You'd have to have some sort of hash table to store the results in, you'd just have to check it before each page load.

The problem here is not to crawl duplicated URLS, wich is resolved by a index using a hash obtained from urls. The problem is to crawl DUPLICATED CONTENT. Each url of a "Crawler Trap" is different (year, day, SessionID...).

There is not a "perfect" solution... but you can use some of this strategies:

• Keep a field of wich level the url is inside the website. For each cicle of getting urls from a page, increase the level. It will be like a tree. You can stop to crawl at certain level, like 10 (i think google use this).

• You can try to create a kind of HASH wich can be compared to find similar documents, since you cant compare with each document in your database. There are SimHash from google, but i could not find any implementation to use. Then i´ve created my own. My hash count low and high frequency characters inside the html code and generate a 20bytes hash, wich is compared with a small cache of last crawled pages inside a AVLTree with an NearNeighbors search with some tolerance (about 2). You cant use any reference to characters locations in this hash. After "recognize" the trap, you can record the url pattern of the duplicate content and start to ignore pages with that too.

• Like google, you can create a ranking to each website and "trust" more in one than others.

The crawler keeps a URL pool that contains all the URLs to be crawled.
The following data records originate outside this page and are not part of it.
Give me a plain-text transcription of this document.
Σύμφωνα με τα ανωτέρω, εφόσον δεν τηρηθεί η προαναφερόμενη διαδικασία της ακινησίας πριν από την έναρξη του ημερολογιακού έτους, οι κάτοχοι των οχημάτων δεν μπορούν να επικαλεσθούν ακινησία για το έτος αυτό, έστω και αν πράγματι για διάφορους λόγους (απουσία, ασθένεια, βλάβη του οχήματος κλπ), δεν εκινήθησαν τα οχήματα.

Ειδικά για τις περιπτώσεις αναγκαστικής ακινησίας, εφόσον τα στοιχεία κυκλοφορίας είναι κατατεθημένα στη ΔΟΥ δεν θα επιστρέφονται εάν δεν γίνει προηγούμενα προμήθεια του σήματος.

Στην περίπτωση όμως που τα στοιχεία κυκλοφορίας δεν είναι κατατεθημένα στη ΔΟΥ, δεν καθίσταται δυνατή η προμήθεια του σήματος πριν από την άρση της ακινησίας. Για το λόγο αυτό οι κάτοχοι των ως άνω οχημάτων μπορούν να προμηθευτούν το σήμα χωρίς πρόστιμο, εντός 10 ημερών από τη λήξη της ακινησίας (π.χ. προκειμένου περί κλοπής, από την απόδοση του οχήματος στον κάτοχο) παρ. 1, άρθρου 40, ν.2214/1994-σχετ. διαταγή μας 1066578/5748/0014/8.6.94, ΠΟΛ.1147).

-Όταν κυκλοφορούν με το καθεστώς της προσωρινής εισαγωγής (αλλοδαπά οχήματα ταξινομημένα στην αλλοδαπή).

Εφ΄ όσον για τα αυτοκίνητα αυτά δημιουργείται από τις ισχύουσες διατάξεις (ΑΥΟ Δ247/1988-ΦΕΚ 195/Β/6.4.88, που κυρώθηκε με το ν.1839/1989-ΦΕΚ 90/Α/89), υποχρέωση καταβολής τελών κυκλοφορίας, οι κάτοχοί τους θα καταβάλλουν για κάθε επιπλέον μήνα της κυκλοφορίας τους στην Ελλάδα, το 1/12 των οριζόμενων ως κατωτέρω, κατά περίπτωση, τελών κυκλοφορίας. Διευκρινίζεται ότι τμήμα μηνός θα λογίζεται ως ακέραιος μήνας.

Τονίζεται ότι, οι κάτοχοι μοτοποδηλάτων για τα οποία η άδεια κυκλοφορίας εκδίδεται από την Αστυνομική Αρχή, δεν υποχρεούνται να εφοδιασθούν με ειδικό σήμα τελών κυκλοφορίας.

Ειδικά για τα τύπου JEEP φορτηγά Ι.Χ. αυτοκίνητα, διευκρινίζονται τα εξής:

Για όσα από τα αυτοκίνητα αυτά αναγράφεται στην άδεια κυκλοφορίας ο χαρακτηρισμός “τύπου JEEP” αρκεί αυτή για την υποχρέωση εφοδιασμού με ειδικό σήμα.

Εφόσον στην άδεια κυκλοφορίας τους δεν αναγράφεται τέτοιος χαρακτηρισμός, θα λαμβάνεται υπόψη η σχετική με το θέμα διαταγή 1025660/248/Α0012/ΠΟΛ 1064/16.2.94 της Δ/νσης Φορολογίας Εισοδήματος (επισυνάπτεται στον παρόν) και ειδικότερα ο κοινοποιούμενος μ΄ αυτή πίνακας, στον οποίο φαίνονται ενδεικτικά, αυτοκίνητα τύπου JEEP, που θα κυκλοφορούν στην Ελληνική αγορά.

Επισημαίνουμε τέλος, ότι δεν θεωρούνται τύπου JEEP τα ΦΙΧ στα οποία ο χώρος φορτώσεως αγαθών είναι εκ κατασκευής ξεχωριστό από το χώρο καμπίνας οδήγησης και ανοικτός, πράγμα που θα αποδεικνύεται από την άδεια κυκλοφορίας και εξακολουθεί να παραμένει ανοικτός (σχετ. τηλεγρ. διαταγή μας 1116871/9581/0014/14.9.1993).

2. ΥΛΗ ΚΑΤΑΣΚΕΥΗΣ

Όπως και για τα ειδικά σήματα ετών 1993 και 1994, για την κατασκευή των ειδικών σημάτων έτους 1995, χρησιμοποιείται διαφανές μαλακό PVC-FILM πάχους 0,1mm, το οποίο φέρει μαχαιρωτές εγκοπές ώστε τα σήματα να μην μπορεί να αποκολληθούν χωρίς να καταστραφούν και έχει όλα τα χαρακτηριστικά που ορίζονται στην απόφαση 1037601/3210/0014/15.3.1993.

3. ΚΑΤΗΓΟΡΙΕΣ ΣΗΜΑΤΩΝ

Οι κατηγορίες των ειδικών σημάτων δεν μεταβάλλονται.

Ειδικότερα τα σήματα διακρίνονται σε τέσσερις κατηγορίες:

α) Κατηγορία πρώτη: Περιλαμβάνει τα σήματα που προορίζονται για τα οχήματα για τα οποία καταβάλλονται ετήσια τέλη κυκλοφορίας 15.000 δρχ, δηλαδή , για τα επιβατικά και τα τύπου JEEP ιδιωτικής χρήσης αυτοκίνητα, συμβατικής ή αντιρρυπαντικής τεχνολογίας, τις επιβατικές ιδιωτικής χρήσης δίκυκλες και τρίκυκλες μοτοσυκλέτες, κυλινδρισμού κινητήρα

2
To avoid “infinite loop”, the basic idea is to check the existence of each URL before adding to the pool.

However, this is not easy to implement when the system has scaled to certain level. The naive approach is keeping all the URLs in a hashset and check existence of each new URL. This won't work when there are too many URLs to fit into memory.

There are a couple of solutions here. For instance, instead of storing all the URLs into memory, we should keep them in disk. To save space, URL hash should be used instead of the raw URL. It's also worth to note that we should keep the canonical form of URL rather than the original one. So if the URL is shortened by services like bit.ly, it's better to get the final URL. To speed up the checking process, a cache layer can be built. Or you can see it as a distributed cache system, which is a separate topic.

The post Build a Web Crawler has a detailed analysis of this problem.

Web crawler is an computer program which use to collect/crawling following key values(HREF links,Image links,Meta Data .etc) from given website URL.Its designed like intelligent to follow different HREF links which is already fetch from previous URL, so in this way Crawler can jump from one website to another websites.Usually it called as Webspider or Web Bot.This mechanism is always act a backbone of Web search engine.

Please free to download simple web crawler from my blog - https://algoberry.blogspot.com/2018/10/how-to-built-simple-web-crawler-in-php.html

Well the web is basically a directed graph, so you can construct a graph out of the urls and then do a BFS or DFS traversal while marking the visited nodes so you don't visit the same page twice.

This is a web crawler example. Which can be used to collect mac Addresses for mac spoofing.

#!/usr/bin/env python

import sys
import os
import urlparse
import urllib
from bs4 import BeautifulSoup

def mac_addr_str(f_data):
global fptr
global mac_list
word_array = f_data.split(" ")

    for word in word_array:
        if len(word) == 17 and ':' in word[2] and ':' in word[5] and ':' in word[8] and ':' in word[11] and ':' in word[14]:
            if word not in mac_list:
                mac_list.append(word)
                fptr.writelines(word +"\n")
                print word



url = "http://stackoverflow.com/questions/tagged/mac-address"

url_list = [url]
visited = [url]
pwd = os.getcwd();
pwd = pwd + "/internet_mac.txt";

fptr = open(pwd, "a")
mac_list = []

while len(url_list) > 0:
    try:
        htmltext = urllib.urlopen(url_list[0]).read()
    except:
        url_list[0]
    mac_addr_str(htmltext)
    soup = BeautifulSoup(htmltext)
    url_list.pop(0)
    for tag in soup.findAll('a',href=True):
        tag['href'] = urlparse.urljoin(url,tag['href'])
        if url in tag['href'] and tag['href'] not in visited:
            url_list.append(tag['href'])
            visited.append(tag['href'])

Change the url to crawl more sites......good luck